Qual’é la tua malattia, fratello? Quale sofferenza hai nascosto in questi anni, per non ferire il tuo sposo o il tuo figlio? Quale cruccio dell’infanzia, quale tragedia nella tua famiglia hanno intristito il tuo sorriso? Quale paura tieni nascosta nella cantina del tuo castello interiore? Quale debolezza psicologica frena lo slancio del passo? Ebbene: Gesù ti guarisce. Gesù ti salva. Gesù ti ama. E’ per questo che Isaia, il grande e tenero Isaia, spalanca gli occhi davanti a un popolo rassegnato, da settant’anni in esilio, ormai convinto che Dio non ci sia più, e sogna. Sogna un ritorno, una terra in cui la sofferenza non esiste più e l’abbondanza delle acque riempie i cuori. Un sogno che é anche quello di Dio e che si avvererà per Israele con il ritorno a Gerusalemme e, per noi, con la venuta del Regno. Questa salvezza, questa buona notizia, questo gioioso annuncio, ammonisce Giacomo, deve essere visibile sin d’ora nelle nostre comunità. Se l’asfalto del conformismo ha appiattito l’attenzione al povero, Giacomo ci richiama con forza alle nostre responsabilità di salvati. Attenti a cullare il potere. Attenti all’accarezzare la gloria che non sia il servizio agli ultimi.

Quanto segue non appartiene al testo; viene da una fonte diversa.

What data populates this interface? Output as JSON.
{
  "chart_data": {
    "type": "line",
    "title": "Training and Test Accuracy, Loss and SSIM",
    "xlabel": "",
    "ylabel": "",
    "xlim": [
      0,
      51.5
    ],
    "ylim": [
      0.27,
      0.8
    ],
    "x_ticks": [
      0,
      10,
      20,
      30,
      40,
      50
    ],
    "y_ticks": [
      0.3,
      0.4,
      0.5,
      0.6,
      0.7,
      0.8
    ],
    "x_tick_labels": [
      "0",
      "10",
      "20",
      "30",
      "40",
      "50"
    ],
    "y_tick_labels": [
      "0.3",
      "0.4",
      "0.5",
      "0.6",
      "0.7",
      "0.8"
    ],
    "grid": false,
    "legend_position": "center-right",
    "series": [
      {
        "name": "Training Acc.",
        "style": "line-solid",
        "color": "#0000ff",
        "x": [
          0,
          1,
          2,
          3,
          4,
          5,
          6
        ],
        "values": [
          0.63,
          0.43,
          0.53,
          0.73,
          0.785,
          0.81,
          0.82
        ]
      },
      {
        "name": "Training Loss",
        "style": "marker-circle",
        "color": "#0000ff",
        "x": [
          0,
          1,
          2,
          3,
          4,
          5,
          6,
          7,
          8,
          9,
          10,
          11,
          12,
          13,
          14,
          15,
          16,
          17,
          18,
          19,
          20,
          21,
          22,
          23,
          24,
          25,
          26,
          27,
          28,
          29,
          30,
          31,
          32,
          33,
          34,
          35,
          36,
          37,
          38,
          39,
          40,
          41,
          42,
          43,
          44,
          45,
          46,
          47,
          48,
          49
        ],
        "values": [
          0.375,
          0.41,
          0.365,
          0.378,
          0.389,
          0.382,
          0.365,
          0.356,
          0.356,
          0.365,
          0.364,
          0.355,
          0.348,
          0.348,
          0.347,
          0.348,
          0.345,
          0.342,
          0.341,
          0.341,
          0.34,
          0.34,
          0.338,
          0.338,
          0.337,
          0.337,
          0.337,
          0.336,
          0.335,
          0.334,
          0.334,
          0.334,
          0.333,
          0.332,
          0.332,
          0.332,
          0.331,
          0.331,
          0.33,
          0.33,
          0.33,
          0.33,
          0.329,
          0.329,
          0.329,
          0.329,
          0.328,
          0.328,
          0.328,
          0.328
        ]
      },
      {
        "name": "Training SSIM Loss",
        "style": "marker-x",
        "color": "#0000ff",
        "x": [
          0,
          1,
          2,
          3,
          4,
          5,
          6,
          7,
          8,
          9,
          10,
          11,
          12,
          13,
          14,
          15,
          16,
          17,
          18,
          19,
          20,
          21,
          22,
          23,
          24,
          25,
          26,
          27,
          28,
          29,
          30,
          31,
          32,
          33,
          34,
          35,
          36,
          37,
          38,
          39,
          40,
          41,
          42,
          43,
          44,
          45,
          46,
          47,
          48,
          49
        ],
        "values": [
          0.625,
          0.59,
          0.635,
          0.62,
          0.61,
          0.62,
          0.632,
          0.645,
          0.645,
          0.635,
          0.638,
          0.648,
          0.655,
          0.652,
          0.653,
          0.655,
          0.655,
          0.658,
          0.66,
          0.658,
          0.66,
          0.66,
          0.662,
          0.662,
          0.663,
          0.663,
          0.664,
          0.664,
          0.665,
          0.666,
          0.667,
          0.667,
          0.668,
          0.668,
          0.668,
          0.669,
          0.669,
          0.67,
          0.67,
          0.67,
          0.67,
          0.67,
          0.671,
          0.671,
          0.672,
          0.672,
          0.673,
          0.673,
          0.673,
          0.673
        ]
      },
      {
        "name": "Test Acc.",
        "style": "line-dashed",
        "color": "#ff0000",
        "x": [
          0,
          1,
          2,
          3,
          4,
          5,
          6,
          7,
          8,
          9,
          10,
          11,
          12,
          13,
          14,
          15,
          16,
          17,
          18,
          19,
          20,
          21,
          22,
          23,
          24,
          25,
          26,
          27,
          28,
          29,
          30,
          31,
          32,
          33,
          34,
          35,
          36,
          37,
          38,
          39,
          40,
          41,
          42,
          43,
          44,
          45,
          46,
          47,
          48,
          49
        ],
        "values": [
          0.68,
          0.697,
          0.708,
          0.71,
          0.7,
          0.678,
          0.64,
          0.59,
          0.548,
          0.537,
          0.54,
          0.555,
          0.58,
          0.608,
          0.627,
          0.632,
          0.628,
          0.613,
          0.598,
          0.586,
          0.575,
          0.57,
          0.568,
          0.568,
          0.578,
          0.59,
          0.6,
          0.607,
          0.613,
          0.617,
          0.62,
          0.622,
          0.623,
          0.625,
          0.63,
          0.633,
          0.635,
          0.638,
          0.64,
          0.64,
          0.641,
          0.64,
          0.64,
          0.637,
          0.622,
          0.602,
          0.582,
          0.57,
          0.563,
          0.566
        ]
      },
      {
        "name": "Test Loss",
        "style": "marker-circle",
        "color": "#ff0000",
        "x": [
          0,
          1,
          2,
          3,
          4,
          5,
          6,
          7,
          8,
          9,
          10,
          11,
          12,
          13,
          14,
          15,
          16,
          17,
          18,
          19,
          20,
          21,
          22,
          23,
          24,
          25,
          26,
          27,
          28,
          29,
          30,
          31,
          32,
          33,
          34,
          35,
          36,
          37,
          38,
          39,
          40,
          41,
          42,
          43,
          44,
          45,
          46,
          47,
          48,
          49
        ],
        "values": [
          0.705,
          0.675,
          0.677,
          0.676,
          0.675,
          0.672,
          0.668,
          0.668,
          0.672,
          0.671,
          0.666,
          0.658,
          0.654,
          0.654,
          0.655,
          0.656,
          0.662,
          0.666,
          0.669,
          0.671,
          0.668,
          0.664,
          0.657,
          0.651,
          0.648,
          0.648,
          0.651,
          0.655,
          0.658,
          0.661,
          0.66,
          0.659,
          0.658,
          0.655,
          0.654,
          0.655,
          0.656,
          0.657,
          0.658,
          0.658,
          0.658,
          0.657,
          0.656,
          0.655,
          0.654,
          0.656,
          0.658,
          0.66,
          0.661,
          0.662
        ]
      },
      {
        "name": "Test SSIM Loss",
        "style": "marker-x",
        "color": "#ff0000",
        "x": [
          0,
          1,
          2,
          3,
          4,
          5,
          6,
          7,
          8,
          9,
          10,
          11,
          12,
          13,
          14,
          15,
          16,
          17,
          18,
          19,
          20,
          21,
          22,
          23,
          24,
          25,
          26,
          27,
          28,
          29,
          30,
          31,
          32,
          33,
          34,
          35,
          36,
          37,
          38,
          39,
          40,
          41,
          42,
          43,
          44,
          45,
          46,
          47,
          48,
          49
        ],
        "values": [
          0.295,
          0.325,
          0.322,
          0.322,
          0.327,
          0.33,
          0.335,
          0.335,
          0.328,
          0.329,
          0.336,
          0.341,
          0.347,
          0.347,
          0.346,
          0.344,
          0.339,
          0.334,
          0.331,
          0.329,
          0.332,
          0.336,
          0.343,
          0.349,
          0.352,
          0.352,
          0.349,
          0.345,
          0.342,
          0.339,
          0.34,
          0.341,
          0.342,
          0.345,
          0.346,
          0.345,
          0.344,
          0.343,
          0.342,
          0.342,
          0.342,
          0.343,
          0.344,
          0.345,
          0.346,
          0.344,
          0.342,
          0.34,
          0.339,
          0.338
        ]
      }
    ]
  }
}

La Chiesa, che è il popolo di chi è stato sanato dalle proprie ferite con l’olio della consolazione di Gesù, imita lo stesso gesto verso l’umanità fatta a pezzi e ferita dall’odio e dal peccato. E penso ai mille sconfitti che ho incontrato nella mia breve vita di prete. Alle sofferenze, alle tragedie che permeano il cuore dell’uomo. Ancora ieri una persona, scossa per una morte improvvisa ed ingiusta, che gettava nel caos il futuro di una famiglia, mi diceva con rabbia "Dio dov’é?". E io, con lui, sono andato in Chiesa, e ho pregato: "Dio, dove sei?". Poi mi sono alzato e gli ho detto: "E tu, dove sei? Vediamo se possiamo inventarci qualcosa per aiutarli". Buone notizie, amici, buone notizie da celebrare e da far diventare pane quotidiano e mano tesa ad accarezzare il fratello perso.